Reputation: 7890
I have a Dataset that I wish to convert to a type-dataset where the type is a case class having Option
for several parameters. For example using spark shell I create a case class, a encoder and (raw) Dataset:
case class Analogue(id: Long, t1: Option[Double] = None, t2: Option[Double] = None)
val df = Seq((1, 34.0), (2,3.4)).toDF("id", "t1")
implicit val analogueChannelEncoder: Encoder[Analogue] = Encoders.product[Analogue]
I want to create a Dataset<Analogue>
from df
so I try:
df.as(analogueChannelEncoder)
But this results in the error:
org.apache.spark.sql.AnalysisException: cannot resolve '`t2`' given input columns: [id, t1];
Looking at the schemas of df
and analogueChannelEncoder
the difference is apparent:
scala> df.schema
res3: org.apache.spark.sql.types.StructType = StructType(StructField(id,IntegerType,false), StructField(t1,DoubleType,false))
scala> analogueChannelEncoder.schema
res4: org.apache.spark.sql.types.StructType = StructType(StructField(id,LongType,false), StructField(t1,DoubleType,true), StructField(t2,DoubleType,true))
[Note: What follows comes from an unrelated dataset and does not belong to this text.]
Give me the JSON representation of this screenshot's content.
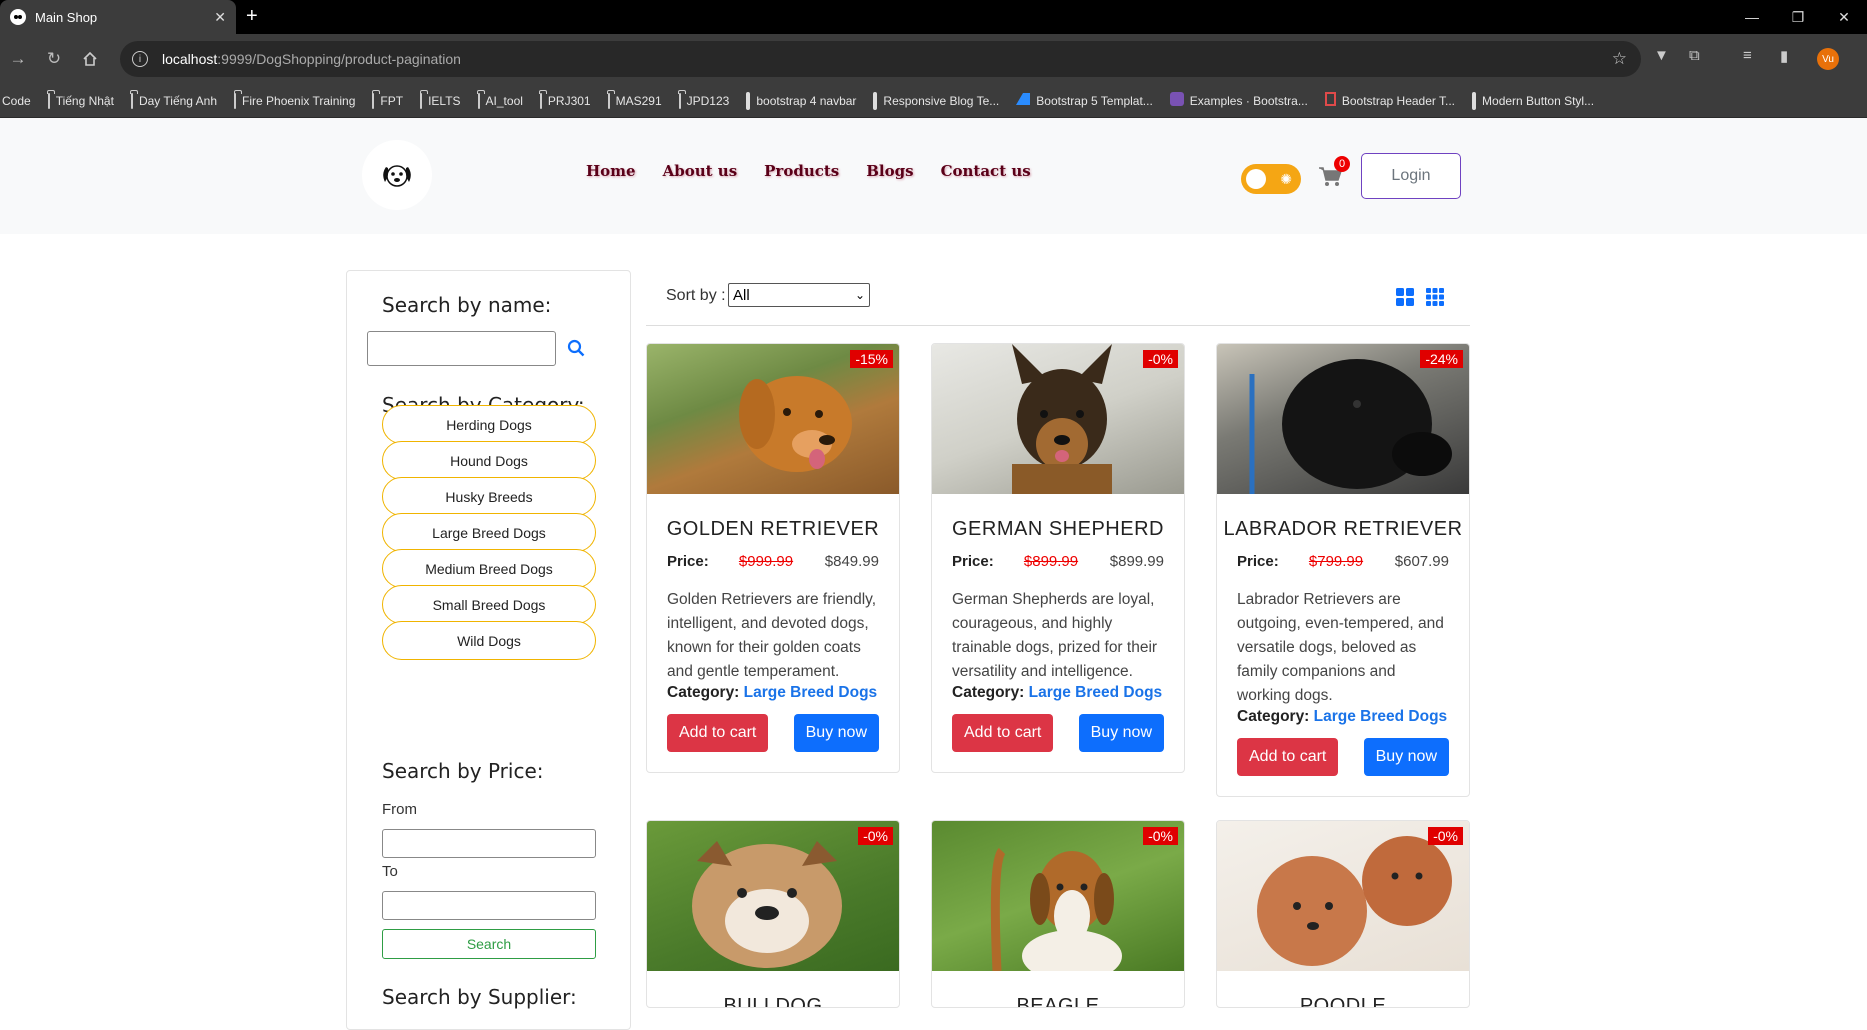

I have seen this answer but this will not work for me as my Dataset
is assembled and is not a straight-forward load from a data source
How can I cast my untyped Dataset<Row>
to Dataset<Analogue>
?
Upvotes: 0
Views: 801
Reputation: 29165
Your case class
case class Analogue(id: Long, t1: Option[Double] = None, t2: Option[Double] = None)
your conversion code ...
val encoderSchema = Encoders.product[Analogue].schema
val df1: Dataset[Row] = spark.createDataset(Seq((1, 34.0), (2, 3.4))).map(x => Analogue(x._1, Option(x._2), None))
.toDF("id", "t1", "t2")
df1.show
df1.printSchema()
encoderSchema.printTreeString()
Result :
+---+----+----+
| id| t1| t2|
+---+----+----+
| 1|34.0|null|
| 2| 3.4|null|
+---+----+----+
root
|-- id: long (nullable = false)
|-- t1: double (nullable = true)
|-- t2: double (nullable = true)
root
|-- id: long (nullable = false)
|-- t1: double (nullable = true)
|-- t2: double (nullable = true)
I am assuming that your case class has many fields (for example 5 fields ) if the option values are none then ... it works like below...
Below is the example
case class Analogue(id: Long, t1: Option[Double] = None, t2: Option[Double] = None, t3: Option[Double] = None, t4: Option[Double] = None, t5: Option[Double] = None)
val encoderSchema = Encoders.product[Analogue].schema
println(encoderSchema.toSeq)
val df1 = spark.createDataset(Seq((1, 34.0), (2, 3.4)))
.map(x => Analogue(x._1, Option(x._2)))
.as[Analogue].toDF()
df1.show
df1.printSchema()
encoderSchema.printTreeString()
if you set the fields that are present, remaining fields it will take it as None.
StructType(StructField(id,LongType,false), StructField(t1,DoubleType,true), StructField(t2,DoubleType,true), StructField(t3,DoubleType,true), StructField(t4,DoubleType,true), StructField(t5,DoubleType,true))
+---+----+----+----+----+----+
| id| t1| t2| t3| t4| t5|
+---+----+----+----+----+----+
| 1|34.0|null|null|null|null|
| 2| 3.4|null|null|null|null|
+---+----+----+----+----+----+
root
|-- id: long (nullable = false)
|-- t1: double (nullable = true)
|-- t2: double (nullable = true)
|-- t3: double (nullable = true)
|-- t4: double (nullable = true)
|-- t5: double (nullable = true)
root
|-- id: long (nullable = false)
|-- t1: double (nullable = true)
|-- t2: double (nullable = true)
|-- t3: double (nullable = true)
|-- t4: double (nullable = true)
|-- t5: double (nullable = true)
If its not working this way pls consider my comment broadcast idea and work further on it.
Upvotes: 1
Reputation: 7890
I have resolved the issue by inspecting the 'incoming' Dataset<Row>
for its columns and comparing them to the columns in a Dataset<Analogue>
. The difference that results I use to append new columns to my Dataset<Row>
before then casting it as Dataset<Analogue>
.
Upvotes: 0